I'd get an outside teacher just so it's no a family member situation between student and teacher. You could still help her along anyway though, it just wouldn't be a parent teaching to a student/child. I'm not sure how to phrase it -- It's more like a respect/distance issue.
You learn a lot about yourself and your child doing this sort of thing. Years ago, my son at five used to sit next to me and absorb a lot from me with a little help. As he got older I sent him to a teacher. Now, many years later ( decades) I teach both his youngest son, who is 6 and his oldest daughter who is 13. It depends on the relationship and if a parent can put on the shelf being a parent or in my case a grand parent. Because you need to be the teacher not the parent in this case. At least for that period of time. That may sound obvious but I have to tell you it probably isn't for everyone !
But that's like saying you don't want to teach your child how to ride a bike because you want to keep your distance... from your own child.

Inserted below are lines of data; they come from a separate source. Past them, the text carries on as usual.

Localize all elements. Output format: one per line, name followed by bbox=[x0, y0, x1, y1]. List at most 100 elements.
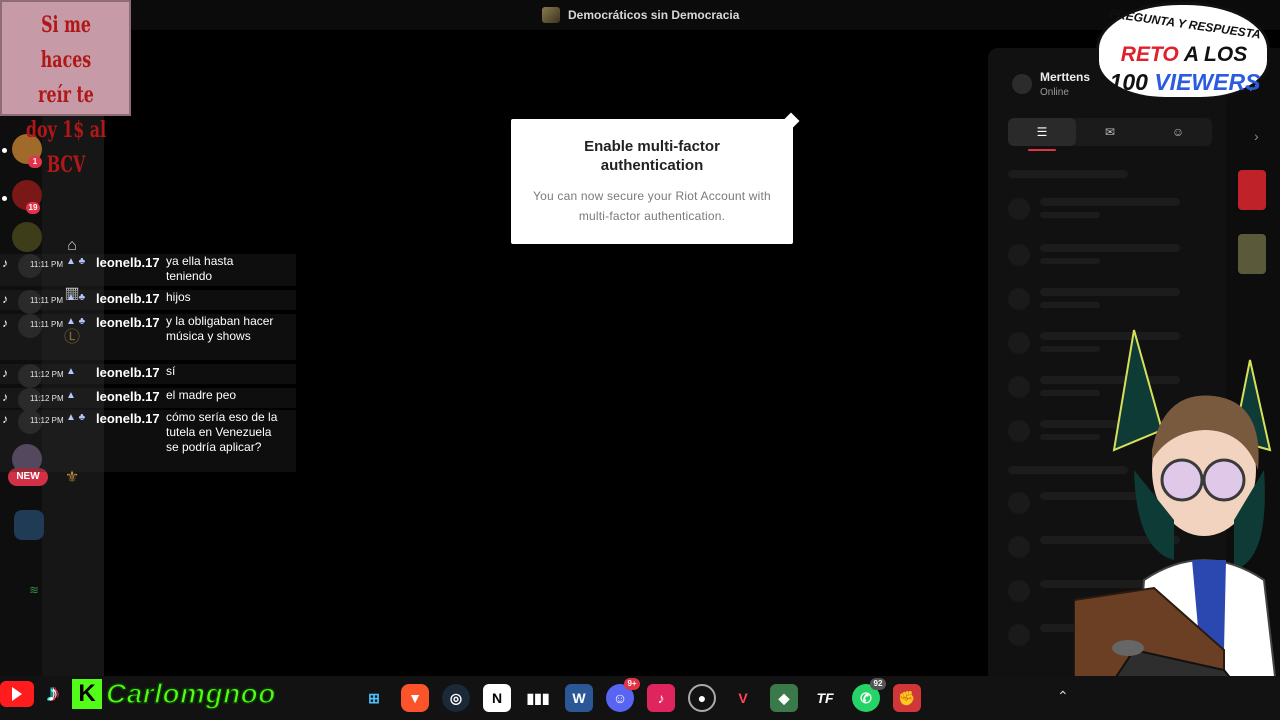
skeleton-avatar bbox=[1008, 288, 1030, 310]
streamer-handle: Carlomgnoo bbox=[105, 677, 276, 710]
badge-icons: ▲ bbox=[66, 366, 76, 377]
overlay-donation-box: Si me haces reír te doy 1$ al BCV bbox=[0, 0, 131, 178]
tab-messages[interactable]: ✉ bbox=[1076, 118, 1144, 146]
chat-text: cómo sería eso de la tutela en Venezuela… bbox=[166, 410, 278, 454]
mfa-dialog-body: You can now secure your Riot Account wit… bbox=[533, 189, 771, 223]
tiktok-icon[interactable]: ♪ bbox=[647, 684, 675, 712]
badge-icons: ▲ ♣ bbox=[66, 412, 86, 423]
whatsapp-icon[interactable]: ✆ 92 bbox=[852, 678, 886, 712]
profile-name[interactable]: Merttens bbox=[1040, 70, 1090, 84]
tiktok-icon: ♪ bbox=[2, 412, 8, 426]
social-tabs: ☰ ✉ ☺ bbox=[1008, 118, 1212, 151]
kick-icon: K bbox=[72, 679, 102, 709]
skeleton-heading bbox=[1008, 170, 1128, 178]
skeleton-line bbox=[1040, 198, 1180, 206]
chat-username: leonelb.17 bbox=[96, 315, 160, 330]
challenge-bottom-text: 100 VIEWERS bbox=[1105, 69, 1265, 96]
notion-icon[interactable]: N bbox=[483, 684, 511, 712]
skeleton-avatar bbox=[1008, 332, 1030, 354]
chat-text: y la obligaban hacer música y shows bbox=[166, 314, 274, 343]
skeleton-avatar bbox=[1008, 420, 1030, 442]
add-friend-icon: ☺ bbox=[1171, 125, 1185, 139]
whatsapp-badge: 92 bbox=[870, 678, 886, 690]
tf-icon[interactable]: TF bbox=[811, 684, 839, 712]
skeleton-avatar bbox=[1008, 376, 1030, 398]
tiktok-logo-icon: ♪ bbox=[47, 680, 59, 707]
game-thumbnail[interactable] bbox=[1238, 234, 1266, 274]
app-icon[interactable]: ◆ bbox=[770, 684, 798, 712]
chat-username: leonelb.17 bbox=[96, 365, 160, 380]
chat-text: hijos bbox=[166, 290, 191, 304]
window-title-text: Democráticos sin Democracia bbox=[568, 8, 740, 22]
skeleton-avatar bbox=[1008, 244, 1030, 266]
streamer-tag: ♪ K Carlomgnoo bbox=[0, 676, 276, 712]
signal-icon: ≋ bbox=[28, 583, 40, 597]
skeleton-line bbox=[1040, 212, 1100, 218]
chat-message: ♪ 11:11 PM ▲ ♣ leonelb.17 ya ella hasta … bbox=[0, 254, 296, 286]
chat-username: leonelb.17 bbox=[96, 411, 160, 426]
game-thumbnail[interactable] bbox=[1238, 170, 1266, 210]
profile-status[interactable]: Online bbox=[1040, 87, 1069, 98]
discord-icon[interactable]: ☺ 9+ bbox=[606, 678, 640, 712]
tab-friends-list[interactable]: ☰ bbox=[1008, 118, 1076, 151]
chat-text: ya ella hasta teniendo bbox=[166, 254, 234, 283]
youtube-icon bbox=[0, 681, 34, 707]
overlay-challenge-badge: PREGUNTA Y RESPUESTA RETO A LOS 100 VIEW… bbox=[1096, 2, 1270, 100]
tiktok-icon: ♪ bbox=[2, 316, 8, 330]
chat-message: ♪ 11:12 PM ▲ ♣ leonelb.17 cómo sería eso… bbox=[0, 410, 296, 472]
valorant-icon[interactable]: V bbox=[729, 684, 757, 712]
chat-text: el madre peo bbox=[166, 388, 237, 402]
skeleton-line bbox=[1040, 302, 1100, 308]
skeleton-line bbox=[1040, 244, 1180, 252]
chat-time: 11:11 PM bbox=[30, 260, 64, 269]
chat-time: 11:12 PM bbox=[30, 394, 64, 403]
home-icon[interactable]: ⌂ bbox=[62, 236, 82, 256]
challenge-mid-black: A LOS bbox=[1183, 43, 1248, 66]
obs-icon[interactable]: ● bbox=[688, 684, 716, 712]
brave-icon[interactable]: ▼ bbox=[401, 684, 429, 712]
app-logo-icon bbox=[542, 7, 560, 23]
windows-icon[interactable]: ⊞ bbox=[360, 684, 388, 712]
word-icon[interactable]: W bbox=[565, 684, 593, 712]
skeleton-line bbox=[1040, 288, 1180, 296]
taskbar-icons: ⊞ ▼ ◎ N ▮▮▮ W ☺ 9+ ♪ ● V ◆ TF ✆ 92 ✊ bbox=[360, 678, 921, 712]
chat-message: ♪ 11:11 PM ▲ ♣ leonelb.17 y la obligaban… bbox=[0, 314, 296, 360]
skeleton-avatar bbox=[1008, 536, 1030, 558]
skeleton-avatar bbox=[1008, 624, 1030, 646]
profile-avatar[interactable] bbox=[1012, 74, 1032, 94]
badge-icons: ▲ ♣ bbox=[66, 292, 86, 303]
game-icon[interactable] bbox=[14, 510, 44, 540]
audio-icon[interactable]: ▮▮▮ bbox=[524, 684, 552, 712]
discord-badge: 9+ bbox=[624, 678, 640, 690]
chat-message: ♪ 11:11 PM ▲ ♣ leonelb.17 hijos bbox=[0, 290, 296, 314]
online-dot bbox=[2, 196, 7, 201]
chat-time: 11:12 PM bbox=[30, 416, 64, 425]
online-dot bbox=[2, 148, 7, 153]
tiktok-icon: ♪ bbox=[2, 390, 8, 404]
challenge-mid-red: RETO bbox=[1120, 43, 1179, 66]
friend-avatar[interactable] bbox=[12, 222, 42, 252]
chat-time: 11:11 PM bbox=[30, 320, 64, 329]
skeleton-avatar bbox=[1008, 580, 1030, 602]
challenge-bottom-number: 100 bbox=[1109, 69, 1148, 95]
tab-add-friend[interactable]: ☺ bbox=[1144, 118, 1212, 146]
notification-badge: 19 bbox=[26, 202, 40, 214]
riot-icon[interactable]: ✊ bbox=[893, 684, 921, 712]
title-bar: Democráticos sin Democracia bbox=[0, 0, 1280, 30]
tiktok-icon: ♪ bbox=[2, 256, 8, 270]
overlay-donation-text: Si me haces reír te doy 1$ al BCV bbox=[25, 12, 107, 178]
steam-icon[interactable]: ◎ bbox=[442, 684, 470, 712]
chat-username: leonelb.17 bbox=[96, 291, 160, 306]
window-title: Democráticos sin Democracia bbox=[542, 7, 739, 23]
mfa-dialog-title: Enable multi-factor authentication bbox=[584, 138, 720, 174]
chat-time: 11:12 PM bbox=[30, 370, 64, 379]
chat-text: sí bbox=[166, 364, 176, 378]
challenge-bottom-blue: VIEWERS bbox=[1154, 69, 1261, 95]
chevron-up-icon[interactable]: ⌃ bbox=[1057, 688, 1069, 705]
badge-icons: ▲ ♣ bbox=[66, 316, 86, 327]
challenge-mid-text: RETO A LOS bbox=[1109, 43, 1259, 67]
vtuber-avatar bbox=[1074, 329, 1280, 720]
skeleton-line bbox=[1040, 258, 1100, 264]
chevron-right-icon[interactable]: › bbox=[1254, 128, 1259, 144]
mfa-dialog[interactable]: Enable multi-factor authentication You c… bbox=[511, 112, 800, 244]
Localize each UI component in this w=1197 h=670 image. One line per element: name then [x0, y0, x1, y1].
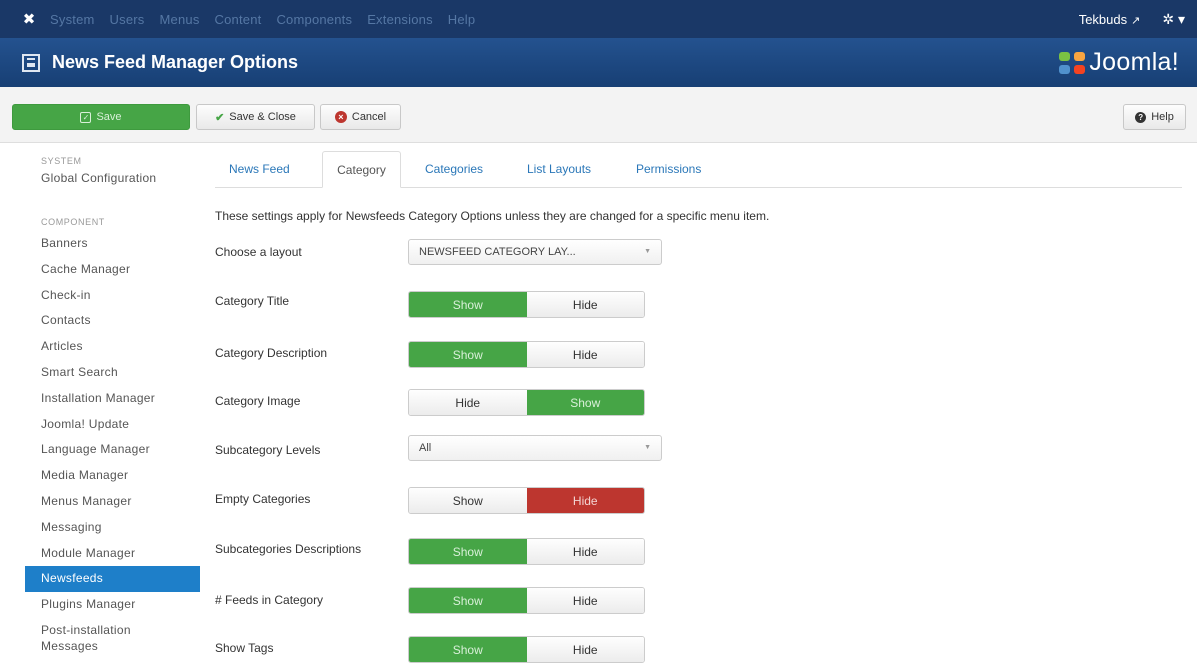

We discussed this exact topic a week ago. I asked her a year ago if she had any interest in learning and she said no. The past few months she’s been sitting with me at the piano while I’m playing, asking about the music, commenting on the ones she likes best. When she asked if I would teach her, we talked about my role as a teacher versus her mom. And that for the duration of the lesson she would have to listen to my instructions and be respectful just like she does her teachers at school and her karate teachers. The biggest concern I can see coming up initially is going to be having uninterrupted time since the classroom is the home. My piano is in the livingroom. Worse case, if it's a disaster, then I have a great friend that is a piano teacher. She has offered to teach her.
Thanks you all for your encouragement. Comments are very helpful. Also want to ask about using iPad and the Steinway APP "Etude." By the way, we do have a Steinway baby grand "S" and it is (still) in grandparents' living room. The other set of grandparents lives a half-hour walk away and they have a (different brand) more blond color baby grand (from the great-grand mother, now deceased).